According to a banal anecdote that is unfortunately still often quoted, Henry Kissinger asked Zhou Enlai in 1972 what impact the French Revolution had had on Western civilization as a whole. Zhou was famously said to have responded, in a clear allusion to the Cultural Revolution, “Too soon to tell.” His response is often held up as an example for the caution, patience, and sagacity for which the Premier is known both domestically and abroad. But like that reputation, the story is actually just self-serving nonsense. First, the anecdote is apocryphal: Zhou apparently thought Kissinger was asking about the events of May 1968. But even if Zhou were commenting on the French Revolution, his answer would merely testify to the moral cowardice that characterized Zhou's career. Just as the verdict on the French Revolution was clear to the innocents on the scaffold, neither was it too soon to judge the Cultural Revolution for those who endured nightly interrogation and humiliation, or for those whose family members were beaten and left to die in the street. The fact that historical understanding only comes belatedly does not excuse anyone from moral responsibility—if it did, it would excuse everyone.

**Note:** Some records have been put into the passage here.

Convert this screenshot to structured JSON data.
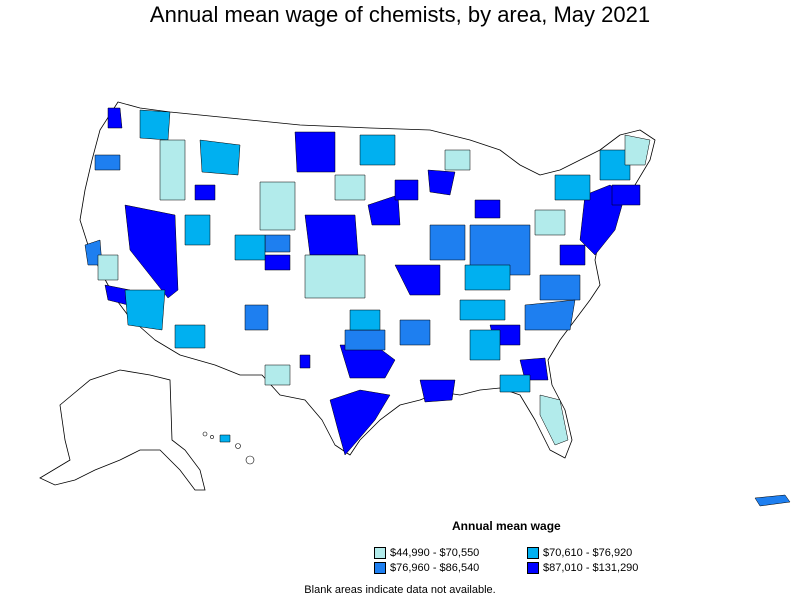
{
  "title": "Annual mean wage of chemists, by area, May 2021",
  "legend": {
    "title": "Annual mean wage",
    "items": [
      {
        "label": "$44,990 - $70,550",
        "color": "#b2ebeb"
      },
      {
        "label": "$70,610 - $76,920",
        "color": "#00b0f0"
      },
      {
        "label": "$76,960 - $86,540",
        "color": "#1e7ff0"
      },
      {
        "label": "$87,010 - $131,290",
        "color": "#0000ff"
      }
    ]
  },
  "footnote": "Blank areas indicate data not available."
}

Those rare perpetrators of the Cultural Revolution who are held responsible now ask for a perpetually suspended sentence from history. Nie Yuanzi, still alive at the ripe old age of ninety-five, tells anyone who will listen that she was a pawn, and that, having spent nineteen years in prison, she too was a victim. It is impossible now to correct every injustice inflicted over the course of that horrible decade, but it is possible to refute the claims of people like Nie that they had no choice but to swim with the current of history, and that they did nothing but what everyone else did. Not everyone was without malice; not everyone was, as Andrew Walder put it, fighting not to lose. Nie and many like her, eager for personal advancement, pounced on their personal rivals. Indifferent to the pain of others, they were savage even when they could afford to be merciful. They did not hesitate but instead rushed to conform to, and in many cases even exceed, political dictates that ruined lives, the meaning and purpose of which neither they nor their leaders understood. In the bleakest of ironies, their behavior fit perfectly Marx's definition of ideology: they did not know what they were doing, but they were doing it.